Given the electoral dominance of the Republicans for the last twenty years or so, it is understandable that he should be getting a little moist at the possibility that the Republican 'big tent' has collapsed, leaving them as a hollowed-out 'regional-rump' party dominating only in the South.
While he's obviously premature in his judgment, he may well prove to be right about this. However, he doesn't as yet consider what the implications of this might be. But one early inference that one might draw from these results is that they represent the return of the 'Dixie-crat' - not in the narrow regional sense but rather in that the Democrats now hold power in Congress on the back of conservatives who are Republicans except in name.
An interesting feature of this new intake is that it seems to reverse what seemed to be becoming the natural order in political parties on both sides of the Atlantic; with the leaders representing a more centrist position than much of the Congressmen, MPs and the rank and file in general. Kinnock, Smith and Blair were more centrist (or rightwing, if you prefer) than most of the Labour party. John Major to the left of European obsessed ideologues on the backbenches. The unsuccessful Bob Dole more moderate than the bulk of the Republicans, not least the crew that came to dominate Congress under Clinton. And so on. Not so this time, it seems:
"When Congress returns in January, both the House and Senate will see something of an ideological shift, with an influx of freshmen Democrats who, while unified in their opposition to the war, are well to the right of the party's current caucus on cultural issues."The Times piece goes on to profile the positions of these 'Blue-dog' Democrats on issues like gun-control ad abortion. A number of these are only Democrats out of their opposition to the Iraq war. Old cons instead of neocons, in other words.

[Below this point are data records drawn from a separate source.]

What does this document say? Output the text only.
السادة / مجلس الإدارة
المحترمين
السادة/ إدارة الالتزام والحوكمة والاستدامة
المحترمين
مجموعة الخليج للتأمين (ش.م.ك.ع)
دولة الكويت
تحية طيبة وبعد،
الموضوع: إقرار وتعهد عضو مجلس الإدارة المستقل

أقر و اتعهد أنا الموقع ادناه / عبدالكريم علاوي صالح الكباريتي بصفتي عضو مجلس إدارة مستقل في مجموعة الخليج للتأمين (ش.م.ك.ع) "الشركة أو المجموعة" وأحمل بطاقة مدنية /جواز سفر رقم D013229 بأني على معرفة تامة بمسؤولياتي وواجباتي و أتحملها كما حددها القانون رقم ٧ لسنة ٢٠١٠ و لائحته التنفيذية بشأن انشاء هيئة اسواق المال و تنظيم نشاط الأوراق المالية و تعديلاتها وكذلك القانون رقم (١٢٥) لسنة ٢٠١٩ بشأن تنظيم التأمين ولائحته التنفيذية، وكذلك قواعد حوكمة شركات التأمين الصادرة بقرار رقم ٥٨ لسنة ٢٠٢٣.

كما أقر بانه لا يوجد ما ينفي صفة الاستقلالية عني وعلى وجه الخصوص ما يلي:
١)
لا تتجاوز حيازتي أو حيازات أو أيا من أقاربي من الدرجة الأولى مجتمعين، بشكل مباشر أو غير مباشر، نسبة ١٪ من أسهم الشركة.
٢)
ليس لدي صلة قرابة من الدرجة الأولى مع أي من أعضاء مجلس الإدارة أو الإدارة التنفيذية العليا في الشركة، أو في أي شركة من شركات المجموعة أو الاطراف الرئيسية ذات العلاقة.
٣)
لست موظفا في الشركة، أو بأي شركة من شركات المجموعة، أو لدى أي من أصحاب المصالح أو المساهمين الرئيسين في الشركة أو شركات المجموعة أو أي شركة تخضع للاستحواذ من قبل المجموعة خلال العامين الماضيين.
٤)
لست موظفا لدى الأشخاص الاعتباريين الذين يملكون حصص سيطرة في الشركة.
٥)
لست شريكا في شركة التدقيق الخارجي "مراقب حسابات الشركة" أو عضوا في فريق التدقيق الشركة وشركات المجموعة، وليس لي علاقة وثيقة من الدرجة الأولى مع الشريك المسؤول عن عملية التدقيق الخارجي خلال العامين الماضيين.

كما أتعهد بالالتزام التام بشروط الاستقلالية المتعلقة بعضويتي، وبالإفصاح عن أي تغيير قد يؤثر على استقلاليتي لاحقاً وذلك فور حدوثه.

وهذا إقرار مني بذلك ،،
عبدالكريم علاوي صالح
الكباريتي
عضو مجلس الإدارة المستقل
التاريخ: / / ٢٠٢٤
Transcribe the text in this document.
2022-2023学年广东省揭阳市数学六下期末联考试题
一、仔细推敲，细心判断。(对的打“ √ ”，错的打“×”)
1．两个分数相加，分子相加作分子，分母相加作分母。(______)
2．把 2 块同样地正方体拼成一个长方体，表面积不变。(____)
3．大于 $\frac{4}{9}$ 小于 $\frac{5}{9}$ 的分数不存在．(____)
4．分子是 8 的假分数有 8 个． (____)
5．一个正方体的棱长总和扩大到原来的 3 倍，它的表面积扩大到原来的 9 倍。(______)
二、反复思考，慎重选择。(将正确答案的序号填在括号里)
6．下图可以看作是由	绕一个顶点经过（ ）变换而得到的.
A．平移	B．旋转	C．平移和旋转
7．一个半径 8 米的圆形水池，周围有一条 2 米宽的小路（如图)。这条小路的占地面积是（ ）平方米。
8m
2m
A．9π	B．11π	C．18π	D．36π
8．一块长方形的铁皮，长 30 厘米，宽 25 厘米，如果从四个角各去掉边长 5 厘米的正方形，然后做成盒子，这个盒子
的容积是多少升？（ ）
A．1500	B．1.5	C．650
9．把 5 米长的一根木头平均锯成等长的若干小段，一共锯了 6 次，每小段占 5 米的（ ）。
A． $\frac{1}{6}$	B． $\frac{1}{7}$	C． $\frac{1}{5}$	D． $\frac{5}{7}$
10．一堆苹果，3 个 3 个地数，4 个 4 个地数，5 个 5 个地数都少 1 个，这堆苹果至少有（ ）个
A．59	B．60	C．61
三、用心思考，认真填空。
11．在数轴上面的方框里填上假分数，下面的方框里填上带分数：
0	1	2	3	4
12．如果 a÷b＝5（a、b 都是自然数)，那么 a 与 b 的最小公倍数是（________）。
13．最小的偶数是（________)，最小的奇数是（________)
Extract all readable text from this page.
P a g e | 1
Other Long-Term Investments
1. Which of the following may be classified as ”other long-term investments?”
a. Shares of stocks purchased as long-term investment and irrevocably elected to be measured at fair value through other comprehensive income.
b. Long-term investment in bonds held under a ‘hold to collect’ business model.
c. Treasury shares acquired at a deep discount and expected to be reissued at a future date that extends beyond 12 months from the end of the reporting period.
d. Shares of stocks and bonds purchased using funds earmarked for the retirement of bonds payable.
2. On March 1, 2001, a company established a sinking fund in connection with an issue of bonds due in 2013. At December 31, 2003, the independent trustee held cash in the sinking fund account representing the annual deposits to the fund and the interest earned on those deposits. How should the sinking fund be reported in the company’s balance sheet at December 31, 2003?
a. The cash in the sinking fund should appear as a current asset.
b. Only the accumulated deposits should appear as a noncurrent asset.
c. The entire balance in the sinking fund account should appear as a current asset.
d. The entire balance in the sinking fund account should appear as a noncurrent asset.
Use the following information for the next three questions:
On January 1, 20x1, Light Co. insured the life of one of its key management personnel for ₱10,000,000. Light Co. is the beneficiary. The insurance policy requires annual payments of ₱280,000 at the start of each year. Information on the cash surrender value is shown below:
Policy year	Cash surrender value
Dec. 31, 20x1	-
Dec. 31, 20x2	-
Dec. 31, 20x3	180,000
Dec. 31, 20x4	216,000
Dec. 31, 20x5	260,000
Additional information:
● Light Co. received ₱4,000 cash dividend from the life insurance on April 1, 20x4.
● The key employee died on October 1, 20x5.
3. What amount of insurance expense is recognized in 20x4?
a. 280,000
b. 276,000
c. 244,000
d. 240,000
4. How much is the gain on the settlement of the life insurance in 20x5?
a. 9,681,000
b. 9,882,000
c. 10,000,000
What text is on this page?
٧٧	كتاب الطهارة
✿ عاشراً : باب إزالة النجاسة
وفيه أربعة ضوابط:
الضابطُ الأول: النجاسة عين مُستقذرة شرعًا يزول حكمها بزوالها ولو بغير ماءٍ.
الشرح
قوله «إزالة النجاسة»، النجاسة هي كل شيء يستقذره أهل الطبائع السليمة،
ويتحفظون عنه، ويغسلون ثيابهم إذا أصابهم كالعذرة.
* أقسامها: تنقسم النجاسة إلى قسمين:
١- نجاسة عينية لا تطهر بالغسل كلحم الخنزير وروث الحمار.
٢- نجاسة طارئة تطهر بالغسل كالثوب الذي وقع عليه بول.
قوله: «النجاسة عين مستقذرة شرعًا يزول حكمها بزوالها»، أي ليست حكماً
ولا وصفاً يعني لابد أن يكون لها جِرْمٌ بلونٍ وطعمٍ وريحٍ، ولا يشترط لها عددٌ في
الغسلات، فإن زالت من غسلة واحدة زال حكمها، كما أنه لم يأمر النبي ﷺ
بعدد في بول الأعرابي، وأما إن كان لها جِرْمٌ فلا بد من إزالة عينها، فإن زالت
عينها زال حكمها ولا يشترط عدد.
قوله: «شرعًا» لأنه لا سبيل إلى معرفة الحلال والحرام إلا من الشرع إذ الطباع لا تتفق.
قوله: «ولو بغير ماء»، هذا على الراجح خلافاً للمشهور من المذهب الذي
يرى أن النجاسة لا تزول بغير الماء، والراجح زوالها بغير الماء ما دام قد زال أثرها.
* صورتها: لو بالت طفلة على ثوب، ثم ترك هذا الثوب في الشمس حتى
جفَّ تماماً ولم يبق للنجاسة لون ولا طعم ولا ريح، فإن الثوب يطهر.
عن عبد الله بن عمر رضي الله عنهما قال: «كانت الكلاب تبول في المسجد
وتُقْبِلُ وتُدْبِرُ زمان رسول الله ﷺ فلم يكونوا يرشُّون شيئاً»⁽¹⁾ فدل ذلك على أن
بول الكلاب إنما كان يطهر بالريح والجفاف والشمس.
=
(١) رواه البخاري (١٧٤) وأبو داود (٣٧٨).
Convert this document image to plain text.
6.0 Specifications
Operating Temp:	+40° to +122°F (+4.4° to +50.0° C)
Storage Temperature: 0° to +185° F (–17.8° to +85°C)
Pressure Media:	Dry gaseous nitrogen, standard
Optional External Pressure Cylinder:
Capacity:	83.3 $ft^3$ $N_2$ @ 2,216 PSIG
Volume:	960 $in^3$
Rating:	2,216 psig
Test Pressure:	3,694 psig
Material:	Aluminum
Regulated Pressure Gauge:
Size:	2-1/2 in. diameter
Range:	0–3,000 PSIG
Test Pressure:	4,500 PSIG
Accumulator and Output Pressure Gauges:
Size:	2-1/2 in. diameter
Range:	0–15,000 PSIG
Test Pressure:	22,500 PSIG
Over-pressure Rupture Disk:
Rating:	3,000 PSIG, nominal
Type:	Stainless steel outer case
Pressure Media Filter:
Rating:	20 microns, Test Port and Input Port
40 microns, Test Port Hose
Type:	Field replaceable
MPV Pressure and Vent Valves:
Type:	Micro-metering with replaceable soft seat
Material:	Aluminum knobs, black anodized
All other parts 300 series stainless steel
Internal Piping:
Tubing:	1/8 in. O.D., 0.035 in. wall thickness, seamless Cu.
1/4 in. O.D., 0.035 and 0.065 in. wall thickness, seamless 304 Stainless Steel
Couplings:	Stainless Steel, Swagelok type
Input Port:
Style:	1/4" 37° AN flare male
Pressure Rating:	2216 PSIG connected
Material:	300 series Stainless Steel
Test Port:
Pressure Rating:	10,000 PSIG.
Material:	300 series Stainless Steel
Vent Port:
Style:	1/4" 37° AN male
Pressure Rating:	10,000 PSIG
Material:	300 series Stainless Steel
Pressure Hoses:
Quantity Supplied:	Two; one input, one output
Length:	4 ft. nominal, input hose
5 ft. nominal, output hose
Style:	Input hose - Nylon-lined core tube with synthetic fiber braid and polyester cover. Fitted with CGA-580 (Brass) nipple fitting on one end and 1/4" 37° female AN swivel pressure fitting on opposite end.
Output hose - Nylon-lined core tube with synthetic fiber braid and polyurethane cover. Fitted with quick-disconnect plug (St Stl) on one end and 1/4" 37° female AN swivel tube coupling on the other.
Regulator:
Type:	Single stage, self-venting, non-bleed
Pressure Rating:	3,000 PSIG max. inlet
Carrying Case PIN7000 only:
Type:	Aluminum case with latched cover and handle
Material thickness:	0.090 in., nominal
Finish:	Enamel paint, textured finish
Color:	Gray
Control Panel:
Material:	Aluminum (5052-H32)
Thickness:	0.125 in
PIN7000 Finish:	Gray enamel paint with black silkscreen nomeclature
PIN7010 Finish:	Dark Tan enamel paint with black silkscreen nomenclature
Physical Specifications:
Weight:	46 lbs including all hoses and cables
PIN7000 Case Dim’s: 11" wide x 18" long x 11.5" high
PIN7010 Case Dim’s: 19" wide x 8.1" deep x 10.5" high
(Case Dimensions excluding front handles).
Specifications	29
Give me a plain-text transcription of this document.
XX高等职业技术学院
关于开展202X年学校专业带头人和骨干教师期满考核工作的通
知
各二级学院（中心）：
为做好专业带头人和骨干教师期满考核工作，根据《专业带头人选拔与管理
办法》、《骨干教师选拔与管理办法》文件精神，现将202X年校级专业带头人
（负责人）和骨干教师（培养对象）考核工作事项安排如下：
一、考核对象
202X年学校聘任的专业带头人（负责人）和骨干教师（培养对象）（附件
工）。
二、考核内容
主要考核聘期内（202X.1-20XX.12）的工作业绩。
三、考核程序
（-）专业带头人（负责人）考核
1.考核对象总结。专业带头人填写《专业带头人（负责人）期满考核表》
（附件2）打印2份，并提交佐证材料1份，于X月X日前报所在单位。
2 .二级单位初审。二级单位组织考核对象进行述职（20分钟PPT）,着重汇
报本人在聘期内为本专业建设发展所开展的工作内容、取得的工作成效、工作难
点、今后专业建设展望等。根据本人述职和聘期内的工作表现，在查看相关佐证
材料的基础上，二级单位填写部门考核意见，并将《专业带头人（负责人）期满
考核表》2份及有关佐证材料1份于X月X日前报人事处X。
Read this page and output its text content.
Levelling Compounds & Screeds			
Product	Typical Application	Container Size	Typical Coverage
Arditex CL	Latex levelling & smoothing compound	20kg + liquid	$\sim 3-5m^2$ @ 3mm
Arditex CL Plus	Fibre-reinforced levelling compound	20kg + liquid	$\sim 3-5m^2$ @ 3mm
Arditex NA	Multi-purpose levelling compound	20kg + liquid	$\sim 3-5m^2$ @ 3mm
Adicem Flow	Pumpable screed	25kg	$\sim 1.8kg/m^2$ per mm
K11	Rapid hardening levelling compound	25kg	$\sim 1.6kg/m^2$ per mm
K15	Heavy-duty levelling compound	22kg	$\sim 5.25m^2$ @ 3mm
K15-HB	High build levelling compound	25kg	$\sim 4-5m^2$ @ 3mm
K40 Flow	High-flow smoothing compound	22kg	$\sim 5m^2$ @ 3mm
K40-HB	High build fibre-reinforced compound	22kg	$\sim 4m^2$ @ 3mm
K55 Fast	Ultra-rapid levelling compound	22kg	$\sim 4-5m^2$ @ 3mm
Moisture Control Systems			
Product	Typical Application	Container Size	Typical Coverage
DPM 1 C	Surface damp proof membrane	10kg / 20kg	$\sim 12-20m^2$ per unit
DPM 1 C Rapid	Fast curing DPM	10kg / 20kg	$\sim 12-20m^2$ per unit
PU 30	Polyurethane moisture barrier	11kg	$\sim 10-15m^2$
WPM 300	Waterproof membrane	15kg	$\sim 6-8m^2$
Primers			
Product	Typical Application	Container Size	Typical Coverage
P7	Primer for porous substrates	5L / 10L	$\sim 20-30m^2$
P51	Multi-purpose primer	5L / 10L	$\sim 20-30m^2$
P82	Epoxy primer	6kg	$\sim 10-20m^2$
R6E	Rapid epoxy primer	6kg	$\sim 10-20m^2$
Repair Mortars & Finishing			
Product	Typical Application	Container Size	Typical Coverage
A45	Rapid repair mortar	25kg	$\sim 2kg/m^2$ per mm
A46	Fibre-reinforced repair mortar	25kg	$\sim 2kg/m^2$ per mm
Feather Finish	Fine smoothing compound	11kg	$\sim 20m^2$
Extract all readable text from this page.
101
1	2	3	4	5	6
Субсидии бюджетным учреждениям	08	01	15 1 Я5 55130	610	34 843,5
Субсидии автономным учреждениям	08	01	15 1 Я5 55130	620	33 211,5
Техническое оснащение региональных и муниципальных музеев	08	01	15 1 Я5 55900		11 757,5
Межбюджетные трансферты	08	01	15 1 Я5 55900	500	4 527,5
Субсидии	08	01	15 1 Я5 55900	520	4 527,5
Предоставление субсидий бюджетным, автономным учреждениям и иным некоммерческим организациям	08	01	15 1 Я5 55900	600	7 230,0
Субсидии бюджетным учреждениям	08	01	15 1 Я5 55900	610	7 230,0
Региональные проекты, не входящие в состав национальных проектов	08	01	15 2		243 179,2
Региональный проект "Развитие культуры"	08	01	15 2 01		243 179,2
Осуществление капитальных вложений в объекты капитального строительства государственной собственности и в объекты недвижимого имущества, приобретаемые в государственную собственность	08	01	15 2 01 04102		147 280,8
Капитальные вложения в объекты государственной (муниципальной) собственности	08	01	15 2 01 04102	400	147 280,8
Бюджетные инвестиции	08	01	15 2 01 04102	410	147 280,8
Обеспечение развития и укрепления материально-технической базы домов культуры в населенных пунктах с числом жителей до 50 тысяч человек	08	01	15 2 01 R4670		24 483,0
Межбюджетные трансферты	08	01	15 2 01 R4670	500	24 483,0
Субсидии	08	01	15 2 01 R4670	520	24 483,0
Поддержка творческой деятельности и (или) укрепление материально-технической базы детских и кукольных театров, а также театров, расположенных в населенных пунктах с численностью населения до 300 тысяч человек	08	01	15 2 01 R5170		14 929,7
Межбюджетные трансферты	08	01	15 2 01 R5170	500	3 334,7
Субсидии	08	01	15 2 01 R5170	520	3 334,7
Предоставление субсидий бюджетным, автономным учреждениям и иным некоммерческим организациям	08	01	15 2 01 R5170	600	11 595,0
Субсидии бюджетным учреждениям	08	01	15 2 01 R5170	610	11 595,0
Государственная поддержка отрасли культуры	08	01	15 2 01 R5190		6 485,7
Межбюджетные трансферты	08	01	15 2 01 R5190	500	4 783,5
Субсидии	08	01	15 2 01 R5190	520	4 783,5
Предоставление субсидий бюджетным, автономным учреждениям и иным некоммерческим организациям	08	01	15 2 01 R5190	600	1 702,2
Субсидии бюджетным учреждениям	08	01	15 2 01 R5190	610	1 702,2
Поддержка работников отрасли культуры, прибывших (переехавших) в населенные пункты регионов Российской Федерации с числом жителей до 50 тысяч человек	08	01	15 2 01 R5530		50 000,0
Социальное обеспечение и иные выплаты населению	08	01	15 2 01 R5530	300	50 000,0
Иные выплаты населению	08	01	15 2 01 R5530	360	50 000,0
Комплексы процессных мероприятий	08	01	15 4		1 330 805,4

Potentially positive if it meant the Democrats out of necessity dispensed with the partisanship that so disfigures American party politics but hazardous too should the leadership press ahead with a sectarian agenda. And a more melancholy obervation is that consensus would require a cementing of the cultural shift to the right and that the very need for such a consensus might suggest that the 'culture wars' will remain a feature of the American political landscape for the forseeable future.